On the other side of the window stood a young African-American boy, 12-year-old Demarco Harris.  The boy began shouting, demanding items from the car.  Trisha didn’t obey, unable to wrap her head around the contrast between the weapon and its owner.  Demarco looked angry, but there was a childish innocence behind his eyes.  Trisha tried to talk him out of his assault, but her words were buried by nervous shouting.  She reached up to the gun, afraid, and saw the boy’s face change in an instant.  In a knee-jerk reaction, he pulled the trigger and her senses exploded while her chest was pounded by the impact of the bullet.  Her torso flew back as she reached onto John’s lap and tried to cry to him, but no words came.  The boy opened the door, grabbed Trisha’s purse, and ran away.  John stared down at Trisha’s glazed eyes a moment, and then opened his door and jumped out, gently laying her onto the seat.  He ran for help.

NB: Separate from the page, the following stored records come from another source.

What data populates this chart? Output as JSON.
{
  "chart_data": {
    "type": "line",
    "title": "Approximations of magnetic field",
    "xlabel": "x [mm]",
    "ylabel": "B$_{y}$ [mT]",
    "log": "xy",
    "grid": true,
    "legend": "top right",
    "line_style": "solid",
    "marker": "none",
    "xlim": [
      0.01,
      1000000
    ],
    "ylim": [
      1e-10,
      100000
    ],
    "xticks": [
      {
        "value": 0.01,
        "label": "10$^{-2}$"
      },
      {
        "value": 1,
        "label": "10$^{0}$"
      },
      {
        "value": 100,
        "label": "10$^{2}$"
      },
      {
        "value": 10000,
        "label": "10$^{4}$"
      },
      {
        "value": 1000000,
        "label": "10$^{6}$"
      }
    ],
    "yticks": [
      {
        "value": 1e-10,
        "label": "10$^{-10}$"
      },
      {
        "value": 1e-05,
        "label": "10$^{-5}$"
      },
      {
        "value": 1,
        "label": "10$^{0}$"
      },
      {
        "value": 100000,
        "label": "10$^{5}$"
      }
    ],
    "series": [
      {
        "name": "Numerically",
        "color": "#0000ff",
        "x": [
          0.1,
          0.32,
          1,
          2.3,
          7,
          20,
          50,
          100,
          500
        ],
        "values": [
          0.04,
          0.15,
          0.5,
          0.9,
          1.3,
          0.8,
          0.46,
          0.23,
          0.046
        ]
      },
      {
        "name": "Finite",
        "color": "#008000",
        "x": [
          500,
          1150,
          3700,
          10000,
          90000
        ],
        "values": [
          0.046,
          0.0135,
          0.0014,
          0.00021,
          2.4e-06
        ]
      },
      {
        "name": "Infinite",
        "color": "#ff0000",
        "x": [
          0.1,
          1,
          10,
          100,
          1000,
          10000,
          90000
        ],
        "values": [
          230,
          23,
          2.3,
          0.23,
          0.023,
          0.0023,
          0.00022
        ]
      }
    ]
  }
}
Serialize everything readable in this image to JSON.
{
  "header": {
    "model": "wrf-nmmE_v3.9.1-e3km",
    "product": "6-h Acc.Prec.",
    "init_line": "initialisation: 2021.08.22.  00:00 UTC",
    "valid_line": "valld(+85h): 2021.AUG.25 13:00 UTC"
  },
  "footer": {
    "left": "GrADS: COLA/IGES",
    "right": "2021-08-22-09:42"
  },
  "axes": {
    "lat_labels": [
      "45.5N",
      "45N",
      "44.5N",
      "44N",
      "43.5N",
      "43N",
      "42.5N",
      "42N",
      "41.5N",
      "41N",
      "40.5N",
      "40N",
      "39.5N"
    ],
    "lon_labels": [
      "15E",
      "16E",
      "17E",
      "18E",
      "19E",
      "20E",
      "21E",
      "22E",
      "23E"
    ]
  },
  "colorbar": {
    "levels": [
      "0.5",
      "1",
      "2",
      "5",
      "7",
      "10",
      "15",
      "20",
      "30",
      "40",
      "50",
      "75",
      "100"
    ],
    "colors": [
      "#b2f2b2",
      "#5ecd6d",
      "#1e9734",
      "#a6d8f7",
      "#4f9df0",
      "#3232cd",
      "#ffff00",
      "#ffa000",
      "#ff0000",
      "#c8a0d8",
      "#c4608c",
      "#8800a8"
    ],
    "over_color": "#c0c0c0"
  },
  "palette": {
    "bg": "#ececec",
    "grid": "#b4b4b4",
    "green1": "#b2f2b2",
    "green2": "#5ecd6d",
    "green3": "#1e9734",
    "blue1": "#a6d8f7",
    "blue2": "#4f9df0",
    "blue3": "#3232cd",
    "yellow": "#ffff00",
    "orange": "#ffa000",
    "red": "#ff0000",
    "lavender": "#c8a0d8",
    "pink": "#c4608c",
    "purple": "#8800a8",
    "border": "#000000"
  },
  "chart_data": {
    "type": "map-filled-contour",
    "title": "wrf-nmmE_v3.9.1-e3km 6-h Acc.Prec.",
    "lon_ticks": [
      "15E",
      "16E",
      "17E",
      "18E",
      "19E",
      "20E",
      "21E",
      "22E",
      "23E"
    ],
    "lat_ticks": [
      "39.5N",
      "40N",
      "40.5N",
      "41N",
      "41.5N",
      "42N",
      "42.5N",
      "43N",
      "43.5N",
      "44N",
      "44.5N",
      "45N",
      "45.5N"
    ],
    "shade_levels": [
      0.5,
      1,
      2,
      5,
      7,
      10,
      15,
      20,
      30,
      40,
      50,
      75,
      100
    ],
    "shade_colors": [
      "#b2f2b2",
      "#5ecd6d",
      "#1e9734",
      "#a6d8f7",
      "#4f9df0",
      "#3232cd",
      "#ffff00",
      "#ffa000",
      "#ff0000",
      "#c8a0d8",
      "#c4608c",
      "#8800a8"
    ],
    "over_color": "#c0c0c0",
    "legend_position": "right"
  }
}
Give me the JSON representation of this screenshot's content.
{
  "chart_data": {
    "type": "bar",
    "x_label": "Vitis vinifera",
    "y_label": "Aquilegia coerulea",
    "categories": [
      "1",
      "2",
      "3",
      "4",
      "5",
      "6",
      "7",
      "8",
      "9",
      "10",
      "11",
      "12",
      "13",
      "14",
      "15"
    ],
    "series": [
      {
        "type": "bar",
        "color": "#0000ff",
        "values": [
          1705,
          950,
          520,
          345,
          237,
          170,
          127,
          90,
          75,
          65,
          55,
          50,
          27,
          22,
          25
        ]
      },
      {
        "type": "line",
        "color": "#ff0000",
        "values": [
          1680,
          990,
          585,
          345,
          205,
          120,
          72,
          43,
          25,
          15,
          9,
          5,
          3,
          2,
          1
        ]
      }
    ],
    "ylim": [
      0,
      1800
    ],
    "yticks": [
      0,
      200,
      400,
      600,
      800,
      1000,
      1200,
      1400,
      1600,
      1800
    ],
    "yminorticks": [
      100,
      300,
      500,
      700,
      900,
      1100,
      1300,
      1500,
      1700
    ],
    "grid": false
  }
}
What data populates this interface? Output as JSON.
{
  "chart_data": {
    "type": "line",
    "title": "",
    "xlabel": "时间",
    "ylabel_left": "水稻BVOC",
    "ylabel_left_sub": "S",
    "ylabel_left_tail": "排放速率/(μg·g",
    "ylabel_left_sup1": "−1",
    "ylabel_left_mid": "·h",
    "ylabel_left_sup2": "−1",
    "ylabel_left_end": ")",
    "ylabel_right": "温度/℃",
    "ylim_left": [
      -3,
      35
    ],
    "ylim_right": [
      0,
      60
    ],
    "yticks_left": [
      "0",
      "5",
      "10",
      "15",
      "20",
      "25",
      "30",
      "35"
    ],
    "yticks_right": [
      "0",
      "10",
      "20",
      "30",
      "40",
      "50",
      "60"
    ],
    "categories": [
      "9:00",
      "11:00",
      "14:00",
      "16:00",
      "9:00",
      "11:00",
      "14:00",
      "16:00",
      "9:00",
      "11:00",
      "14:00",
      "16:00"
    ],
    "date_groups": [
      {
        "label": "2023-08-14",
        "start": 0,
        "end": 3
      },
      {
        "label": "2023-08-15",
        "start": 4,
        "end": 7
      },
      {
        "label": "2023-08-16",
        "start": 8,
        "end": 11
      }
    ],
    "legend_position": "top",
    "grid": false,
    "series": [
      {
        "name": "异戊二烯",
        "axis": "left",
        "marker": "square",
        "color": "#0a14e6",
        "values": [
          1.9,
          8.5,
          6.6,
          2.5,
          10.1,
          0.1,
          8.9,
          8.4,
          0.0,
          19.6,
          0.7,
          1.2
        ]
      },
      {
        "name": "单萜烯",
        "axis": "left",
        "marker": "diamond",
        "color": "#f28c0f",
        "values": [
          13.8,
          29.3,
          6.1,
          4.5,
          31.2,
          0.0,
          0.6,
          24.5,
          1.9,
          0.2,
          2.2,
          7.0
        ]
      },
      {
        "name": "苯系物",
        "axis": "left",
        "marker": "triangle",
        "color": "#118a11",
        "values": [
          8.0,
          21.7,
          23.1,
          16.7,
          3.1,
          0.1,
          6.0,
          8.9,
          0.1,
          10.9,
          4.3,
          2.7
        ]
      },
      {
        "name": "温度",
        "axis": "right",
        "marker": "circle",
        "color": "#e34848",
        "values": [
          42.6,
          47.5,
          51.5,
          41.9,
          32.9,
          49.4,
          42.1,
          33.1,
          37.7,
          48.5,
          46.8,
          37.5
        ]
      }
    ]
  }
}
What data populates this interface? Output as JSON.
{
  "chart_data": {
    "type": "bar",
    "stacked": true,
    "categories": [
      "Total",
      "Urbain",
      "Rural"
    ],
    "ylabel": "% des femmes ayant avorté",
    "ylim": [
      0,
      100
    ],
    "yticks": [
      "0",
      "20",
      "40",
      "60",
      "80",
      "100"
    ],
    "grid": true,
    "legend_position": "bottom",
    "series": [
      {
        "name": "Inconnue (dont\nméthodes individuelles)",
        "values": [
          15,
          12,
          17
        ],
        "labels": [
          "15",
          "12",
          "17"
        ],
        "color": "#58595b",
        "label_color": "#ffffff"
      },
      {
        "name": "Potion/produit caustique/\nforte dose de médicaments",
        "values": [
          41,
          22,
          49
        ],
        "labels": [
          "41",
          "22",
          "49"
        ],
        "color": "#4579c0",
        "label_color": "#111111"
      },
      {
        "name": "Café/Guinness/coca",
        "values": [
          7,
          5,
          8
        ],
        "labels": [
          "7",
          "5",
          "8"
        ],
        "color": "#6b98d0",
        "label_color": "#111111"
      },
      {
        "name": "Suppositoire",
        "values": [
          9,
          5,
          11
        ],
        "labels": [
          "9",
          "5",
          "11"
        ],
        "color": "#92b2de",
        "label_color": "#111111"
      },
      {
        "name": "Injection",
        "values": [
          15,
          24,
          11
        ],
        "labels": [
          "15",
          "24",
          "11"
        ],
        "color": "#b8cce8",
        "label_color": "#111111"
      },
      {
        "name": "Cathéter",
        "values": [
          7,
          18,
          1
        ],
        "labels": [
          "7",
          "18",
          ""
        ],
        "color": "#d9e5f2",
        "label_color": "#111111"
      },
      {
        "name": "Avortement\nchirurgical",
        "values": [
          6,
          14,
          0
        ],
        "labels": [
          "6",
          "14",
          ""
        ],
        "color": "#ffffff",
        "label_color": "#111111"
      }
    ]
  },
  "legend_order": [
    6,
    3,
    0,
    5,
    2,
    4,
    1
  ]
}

Trisha was left to wait in the car.  Numb from the shock of what just happened, she laid there, trying to get her limbs to move, to escape the car.  She could not be sure how much time had passed when she saw a police officer appear in the passenger window.  He threw questions at her, and she tried to answer them, but only gargling sounds came forth from her mouth.  He reclined the driver seat and laid her body straight across it cautiously.  Soon she was in an ambulance, and a hospital not long before that, but her life ended there.

Demarco Harris was tried in court as an adult, but the jury was hung and the case went on to a second trial.  Demarco took the stand on his own behalf despite the advice of his lawyers, claiming that another boy had bullied him into taking part.  This time, with the help of a 2 hour confession taped the night of his arrest, he was found guilty.    No sentence has been imposed.